Allen emphasizes that addressing mental health presenteeism requires going upstream. Either employees need counseling and coaching to develop resilience and reframe their thinking, or managers need to intervene directly - noticing changes in performance and offering support rather than criticism.
“People aren’t necessarily always at their best. We have to figure out a way to get at the source of what's driving the mental health driven presenteeism more than anything else. Physical health presenteeism is there and we have better structures for that,” said Allen, pointing to stay-at-work programs and accommodation plans. We have things to support individuals that are often not, you know, but the structures for mental health really come from leadership training and coaching and counseling from the individual side.
Contrastingly, mental health interventions, Allen suggests, rely almost entirely on manager training and individual counseling. Until workplaces address the source of anxiety itself, sending people home for a day merely postpones the problem. Allen emphasized real solutions require leadership commitment and structured support systems.
She also pushes back on the idea that throwing more money at paramedical coverage will solve the problem. While higher benefit maximums are welcome, she said, without quality governance, they create a new risk.

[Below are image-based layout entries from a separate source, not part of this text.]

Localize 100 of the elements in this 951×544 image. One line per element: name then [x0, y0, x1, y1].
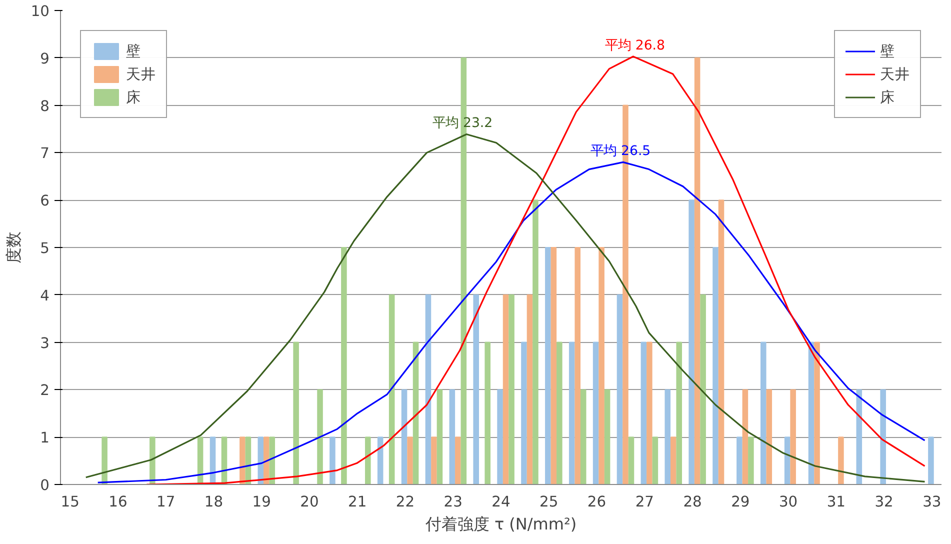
- bar: [592, 342, 599, 484]
- x-tick-label: 19: [252, 494, 271, 510]
- bar: [814, 342, 820, 484]
- bar: [736, 436, 742, 484]
- bar: [670, 436, 676, 484]
- legend-label: 壁: [126, 42, 142, 60]
- legend-label: 床: [880, 88, 896, 106]
- bar: [388, 294, 395, 484]
- bar: [766, 389, 772, 484]
- bar: [258, 436, 264, 484]
- legend-label: 天井: [880, 64, 910, 84]
- x-tick-label: 32: [874, 494, 894, 510]
- x-tick-label: 30: [778, 494, 798, 510]
- bar: [436, 389, 443, 484]
- bar: [748, 436, 754, 484]
- bar: [269, 436, 276, 484]
- bar: [646, 342, 652, 484]
- x-tick-label: 20: [300, 494, 319, 510]
- legend-label: 天井: [126, 64, 156, 84]
- bar: [784, 436, 790, 484]
- bar: [317, 389, 323, 484]
- y-tick-label: 3: [40, 334, 50, 352]
- x-tick-label: 15: [60, 494, 80, 510]
- bar: [574, 247, 581, 484]
- x-tick-label: 24: [492, 494, 510, 510]
- bar: [407, 436, 413, 484]
- bar: [556, 342, 562, 484]
- x-axis-title: 付着強度 τ (N/mm²): [424, 514, 577, 534]
- bar: [508, 294, 514, 484]
- bar: [808, 342, 814, 484]
- y-tick-label: 0: [40, 477, 50, 494]
- bar: [652, 436, 658, 484]
- x-tick-label: 16: [108, 494, 128, 510]
- bar: [545, 247, 551, 484]
- bar: [455, 436, 461, 484]
- bar: [688, 200, 694, 484]
- bar: [640, 342, 647, 484]
- x-tick-label: 29: [731, 494, 750, 510]
- y-tick-label: 8: [40, 98, 50, 115]
- bar: [712, 247, 718, 484]
- bar: [401, 389, 408, 484]
- bar: [580, 389, 586, 484]
- x-tick-label: 26: [587, 494, 606, 510]
- x-tick-label: 17: [156, 494, 176, 510]
- bar: [664, 389, 671, 484]
- bar: [502, 294, 509, 484]
- bar: [604, 389, 610, 484]
- bar: [365, 436, 371, 484]
- y-tick-label: 4: [40, 287, 50, 304]
- y-axis-title: 度数: [4, 232, 23, 264]
- y-tick-label: 1: [40, 430, 50, 447]
- bar: [838, 436, 844, 484]
- legend-label: 壁: [880, 42, 896, 60]
- bar: [790, 389, 796, 484]
- bar: [102, 436, 108, 484]
- y-tick-label: 6: [40, 192, 50, 210]
- x-tick-label: 31: [826, 494, 846, 510]
- x-tick-label: 22: [396, 494, 415, 510]
- x-tick-label: 25: [540, 494, 558, 510]
- bar: [497, 389, 503, 484]
- bar: [760, 342, 766, 484]
- legend-label: 床: [126, 88, 142, 106]
- x-tick-label: 23: [444, 494, 462, 510]
- bar: [694, 57, 700, 484]
- annotation: 平均 23.2: [432, 116, 493, 132]
- x-tick-label: 33: [922, 494, 942, 510]
- annotation: 平均 26.5: [590, 144, 651, 160]
- y-tick-label: 10: [30, 3, 50, 20]
- bar: [377, 436, 384, 484]
- x-tick-label: 27: [635, 494, 654, 510]
- bar: [700, 294, 706, 484]
- annotation: 平均 26.8: [605, 38, 666, 54]
- bar: [521, 342, 527, 484]
- bar: [473, 294, 479, 484]
- x-tick-label: 21: [348, 494, 367, 510]
- bar: [598, 247, 604, 484]
- bar: [532, 200, 538, 484]
- bar: [449, 389, 456, 484]
- x-tick-label: 28: [683, 494, 702, 510]
- bar: [676, 342, 682, 484]
- bar: [550, 247, 557, 484]
- bar: [484, 342, 490, 484]
- y-tick-label: 9: [40, 50, 50, 68]
- bar: [412, 342, 419, 484]
- y-tick-label: 2: [40, 382, 50, 400]
- y-tick-label: 5: [40, 240, 50, 257]
- bar: [425, 294, 432, 484]
- bar: [293, 342, 299, 484]
- bar: [628, 436, 634, 484]
- y-tick-label: 7: [40, 145, 50, 162]
- bar: [150, 436, 156, 484]
- bar: [431, 436, 437, 484]
- bar: [718, 200, 724, 484]
- bar: [240, 436, 246, 484]
- bar: [526, 294, 533, 484]
- bar: [616, 294, 623, 484]
- bar: [568, 342, 575, 484]
- bar: [330, 436, 336, 484]
- bar: [928, 436, 934, 484]
- x-tick-label: 18: [204, 494, 224, 510]
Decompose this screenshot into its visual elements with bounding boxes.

"You can give people this bucket of money. But what is the governance to say that the care that they are getting is quality care?" she said. "I don't want us to create another problem where it's a free for all just because the community sees that people have a nice pot of money."
Well-being, in Allen's view, is an active pursuit rather than a fixed state. The goal, she suggests, is to show employees that counseling, coaching, and self-care produce meaningful results and that “the juice is worth the squeeze.”
While the worst of the pandemic may be over, Allen suggests the stressors that replaced it are just as damaging. Inflation, geopolitical instability, and the pace of organizational change have kept anxiety levels elevated.
Meanwhile, isolation also remains a persistent problem. Being surrounded by colleagues or living in a busy city doesn't solve it either. What actually eases anxiety, Allen said, is trust - both in personal relationships and at work. The problem is that building trust has never been a priority for most organizations.
"All of this needs to be intentional because our society is moving in a way that is absolutely not healthy from a mental health point of view," she said, underscoring transparent communication, empathetic leadership, and managers who are equipped to form real relationships with their teams. Without those foundations, Allen warns, organizations are left with "a handful of people making decisions without information. And that's a big ship to pull with just a few hands," she said.